La mafia e la dimenticanza si combattono con la cultura. L’eredità del Sindaco Pescatore

by Gabriella Longo

Angelo era un pescatore, ma aveva la licenza classica e quando con la sua barca passava davanti ad Elea sapeva che lì era nata la scuola filosofica di Parmenide e Zenone. Lo studio è fondamentale, lui era un uomo molto semplice, ma la storia di un uomo cammina di pari passo con la propria cultura e con la propria intelligenza. L’importante è saper convogliare queste forze nella direzione giusta. Se lo si fa, non ce n’è per nessuno. Né per la mafia, né per la Camorra né per chi vuole fare traffici vestendo i panni delle istituzioni.

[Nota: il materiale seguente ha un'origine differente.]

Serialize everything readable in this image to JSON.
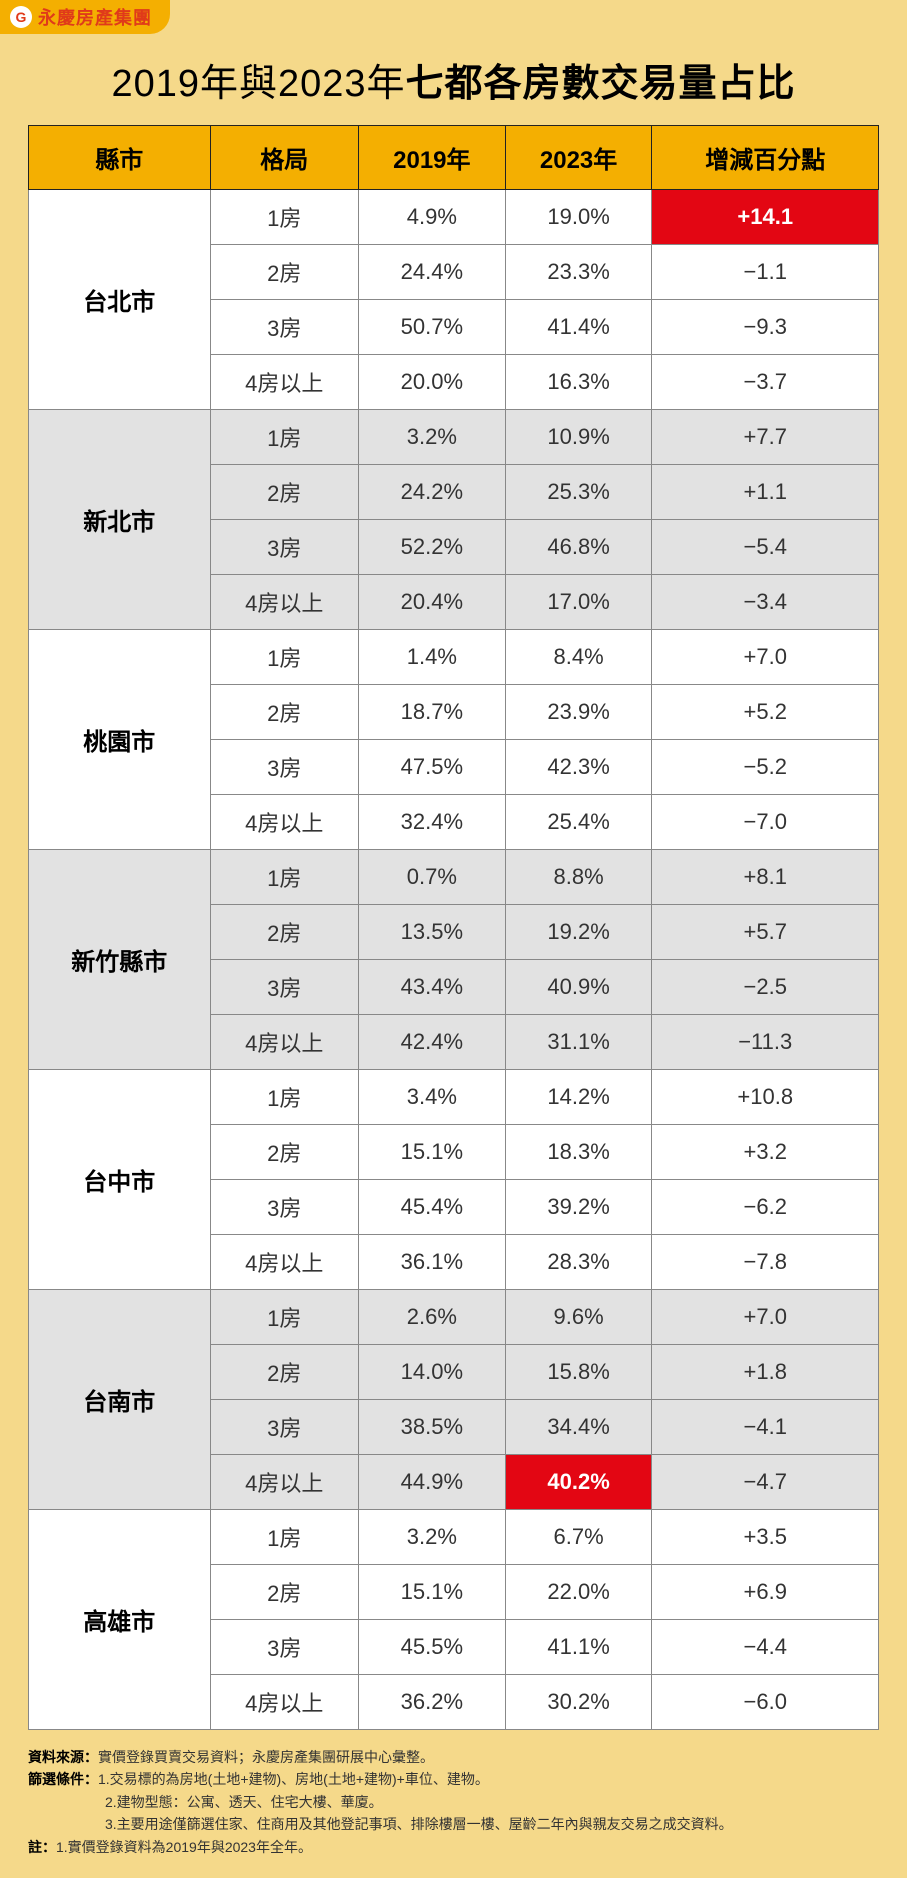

Con queste parole Dario Vassallo ricorda il fratello Angelo in apertura allo spettacolo Il Sindaco Pescatore, tenutosi il 22 marzo presso il Teatro Petruzzelli all’indomani della giornata della memoria delle vittime di mafia. Sul palco insieme a lui il Governatore Michele Emiliano, il sindaco di Bari Antonio Decaro e i tanti amministratori della rete della Fondazione Vassallo, alcuni arrivati dalla Daunia come Rosario Cusmai e i sindaci di Monte Sant’Angelo e Peschici, Pier Paolo d’Arienzo e Franco Tavaglione.

Un messaggio tragicamente vero quello di Dario Vassallo, nonché il trait d’union tra gli episodi che compongono il lungo monologo in cui Ettore Bassi interpreta Angelo Vassallo, sindaco di Pollica dal ’95 per tre mandati, ma anche pescatore illuminato, a cui la natura e il mare avevano insegnato il senso della giustizia e del rispetto.

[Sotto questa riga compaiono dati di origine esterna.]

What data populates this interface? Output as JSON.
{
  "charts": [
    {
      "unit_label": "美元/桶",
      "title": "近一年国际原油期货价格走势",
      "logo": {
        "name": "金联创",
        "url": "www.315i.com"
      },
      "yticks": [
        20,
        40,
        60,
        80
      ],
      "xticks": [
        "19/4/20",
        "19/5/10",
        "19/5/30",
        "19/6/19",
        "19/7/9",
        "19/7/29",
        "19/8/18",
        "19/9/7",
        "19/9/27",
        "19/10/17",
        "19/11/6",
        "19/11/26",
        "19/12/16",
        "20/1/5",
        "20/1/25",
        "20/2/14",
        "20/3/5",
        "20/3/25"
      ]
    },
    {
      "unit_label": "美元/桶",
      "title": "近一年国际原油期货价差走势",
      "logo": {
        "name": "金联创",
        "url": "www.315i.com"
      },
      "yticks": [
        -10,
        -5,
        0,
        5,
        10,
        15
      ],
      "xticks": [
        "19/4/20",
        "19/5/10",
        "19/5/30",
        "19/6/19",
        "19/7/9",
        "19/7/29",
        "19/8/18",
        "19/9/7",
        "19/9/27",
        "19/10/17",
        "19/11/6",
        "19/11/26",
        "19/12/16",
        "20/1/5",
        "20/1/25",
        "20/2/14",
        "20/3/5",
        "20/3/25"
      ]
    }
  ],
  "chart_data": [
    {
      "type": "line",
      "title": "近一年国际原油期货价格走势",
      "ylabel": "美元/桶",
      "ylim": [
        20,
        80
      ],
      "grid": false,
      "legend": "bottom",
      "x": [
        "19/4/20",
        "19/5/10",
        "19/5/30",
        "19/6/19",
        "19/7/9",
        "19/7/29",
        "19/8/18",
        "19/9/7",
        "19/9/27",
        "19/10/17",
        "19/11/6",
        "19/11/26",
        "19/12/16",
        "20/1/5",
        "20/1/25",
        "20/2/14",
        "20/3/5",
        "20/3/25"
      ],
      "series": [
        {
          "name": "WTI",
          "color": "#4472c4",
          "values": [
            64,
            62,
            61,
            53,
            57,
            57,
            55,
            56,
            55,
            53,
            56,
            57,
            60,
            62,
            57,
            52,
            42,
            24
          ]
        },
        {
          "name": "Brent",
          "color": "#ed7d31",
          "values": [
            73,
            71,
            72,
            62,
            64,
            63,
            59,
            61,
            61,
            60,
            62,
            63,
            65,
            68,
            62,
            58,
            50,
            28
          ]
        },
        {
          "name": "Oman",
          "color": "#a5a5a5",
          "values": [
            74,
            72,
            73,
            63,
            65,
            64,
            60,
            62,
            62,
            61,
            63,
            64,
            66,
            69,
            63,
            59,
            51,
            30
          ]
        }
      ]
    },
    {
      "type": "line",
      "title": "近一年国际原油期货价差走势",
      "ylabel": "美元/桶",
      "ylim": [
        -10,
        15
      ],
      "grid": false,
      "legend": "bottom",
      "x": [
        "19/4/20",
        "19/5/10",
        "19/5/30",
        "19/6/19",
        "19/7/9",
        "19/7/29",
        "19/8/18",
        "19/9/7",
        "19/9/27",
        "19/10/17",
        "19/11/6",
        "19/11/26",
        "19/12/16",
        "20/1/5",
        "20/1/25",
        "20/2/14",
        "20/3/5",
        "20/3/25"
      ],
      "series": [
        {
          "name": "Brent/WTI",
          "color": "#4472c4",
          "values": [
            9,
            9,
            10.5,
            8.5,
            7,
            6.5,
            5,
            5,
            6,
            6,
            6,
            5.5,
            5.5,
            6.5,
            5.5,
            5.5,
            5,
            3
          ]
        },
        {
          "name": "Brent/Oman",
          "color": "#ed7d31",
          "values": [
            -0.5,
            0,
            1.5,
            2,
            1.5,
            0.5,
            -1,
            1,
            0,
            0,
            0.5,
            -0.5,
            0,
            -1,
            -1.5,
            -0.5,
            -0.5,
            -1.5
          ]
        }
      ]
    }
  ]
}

Tratto dall’omonimo libro di Dario, il Sindaco Pescatore – la cui regia è firmata da Enrico Maria Lamanna – è come un album di fotografie. Ci sono tutti i momenti della vita di Angelo, molti dei quali hanno poco o niente a che vedere con la politica, ma semmai con l’incredibile tattilità che hanno certi ricordi: come quella volta in cui il primo cittadino dovette “mettere le mani nella merda” per risolvere un guasto al depuratore, o come quando, cadute in mare, stese al sole un mucchio di banconote appartenenti a quello che sarebbe diventato poi un suo amico, o, ancora, come quando salvò dall’estinzione l’odoroso giglio di mare del porto di Pollica. A Ettore Bassi non sono serviti altro che sé stesso e la sua voce, all’interno di una scenografia giustamente minimale, per ripercorrere la vita e la carriera di un uomo sostenitore fervido e instancabile della solidarietà, della legalità e della bellezza, tragicamente ucciso il 5 settembre 2010 per mano di assassini tutt’oggi ancora ignoti.

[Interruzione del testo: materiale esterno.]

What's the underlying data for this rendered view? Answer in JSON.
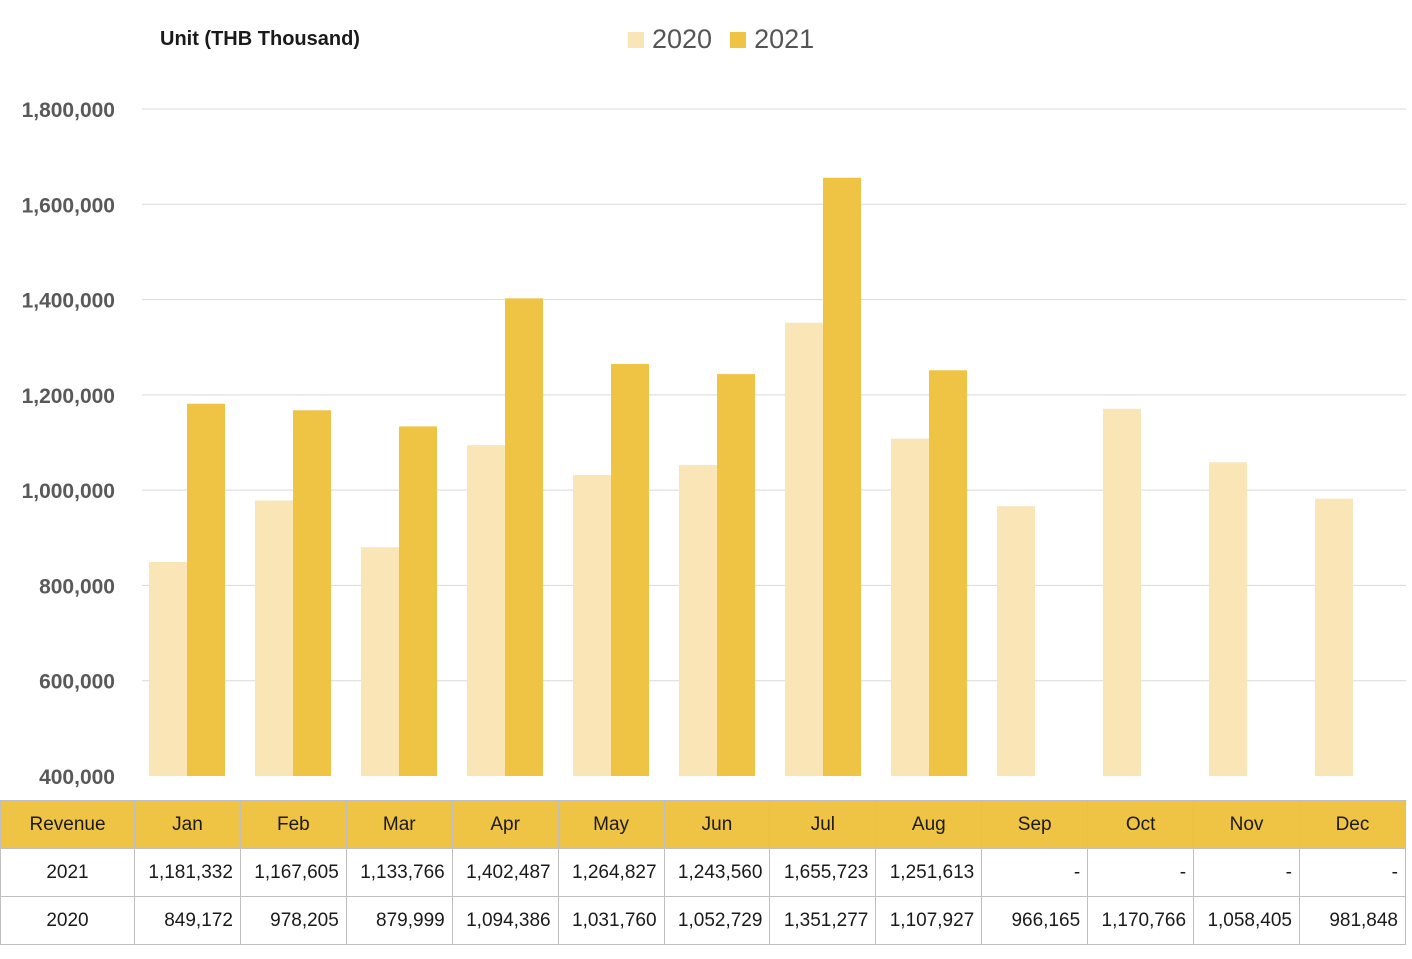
{
  "colors": {
    "y2020": "#f9e5b5",
    "y2021": "#efc343",
    "grid": "#d9d9d9",
    "table_header": "#efc343"
  },
  "chart_data": {
    "type": "bar",
    "unit_label": "Unit (THB  Thousand)",
    "categories": [
      "Jan",
      "Feb",
      "Mar",
      "Apr",
      "May",
      "Jun",
      "Jul",
      "Aug",
      "Sep",
      "Oct",
      "Nov",
      "Dec"
    ],
    "series": [
      {
        "name": "2020",
        "values": [
          849172,
          978205,
          879999,
          1094386,
          1031760,
          1052729,
          1351277,
          1107927,
          966165,
          1170766,
          1058405,
          981848
        ]
      },
      {
        "name": "2021",
        "values": [
          1181332,
          1167605,
          1133766,
          1402487,
          1264827,
          1243560,
          1655723,
          1251613,
          null,
          null,
          null,
          null
        ]
      }
    ],
    "ylim": [
      400000,
      1800000
    ],
    "yticks": [
      "400,000",
      "600,000",
      "800,000",
      "1,000,000",
      "1,200,000",
      "1,400,000",
      "1,600,000",
      "1,800,000"
    ],
    "grid": true,
    "legend": "top-center"
  },
  "table": {
    "header_label": "Revenue",
    "rows": [
      {
        "label": "2021",
        "cells": [
          "1,181,332",
          "1,167,605",
          "1,133,766",
          "1,402,487",
          "1,264,827",
          "1,243,560",
          "1,655,723",
          "1,251,613",
          "-",
          "-",
          "-",
          "-"
        ]
      },
      {
        "label": "2020",
        "cells": [
          "849,172",
          "978,205",
          "879,999",
          "1,094,386",
          "1,031,760",
          "1,052,729",
          "1,351,277",
          "1,107,927",
          "966,165",
          "1,170,766",
          "1,058,405",
          "981,848"
        ]
      }
    ]
  }
}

Accanto a Dario Vassallo, Michele Emiliano promette solidarietà: “Non smetteremo mai di cercare la verità”. Angelo Vassallo (Ettore Bassi), rivolge il suo monologo a un “tu”, e cioè all’assassino senza volto. Raccontando la sua vita, non solo la mette a disposizione di chi glie l’ha sottratta ma ne dà anche un po’ a chi è al di qua della quarta parete, a noi che, indipendentemente dalle istituzioni, dovremmo essere in grado di cercare quella verità ogni giorno, per non diventare le prossime vittime dell’ignoranza e poterci difendere dall’oscurantismo con l’unica arma che valga davvero la pena di essere usata, e cioè il sapere.

Come poteva il Sindaco Pescatore non aver letto Il Vecchio e il mare… e se lo chiede, ad un certo punto, Angelo/Ettore Bassi, se il suo assassino, fuori da ogni cliché, semplicemente, impugnasse la pistola perché non aveva potuto stringere un libro. Quello di Hemingway, ad esempio.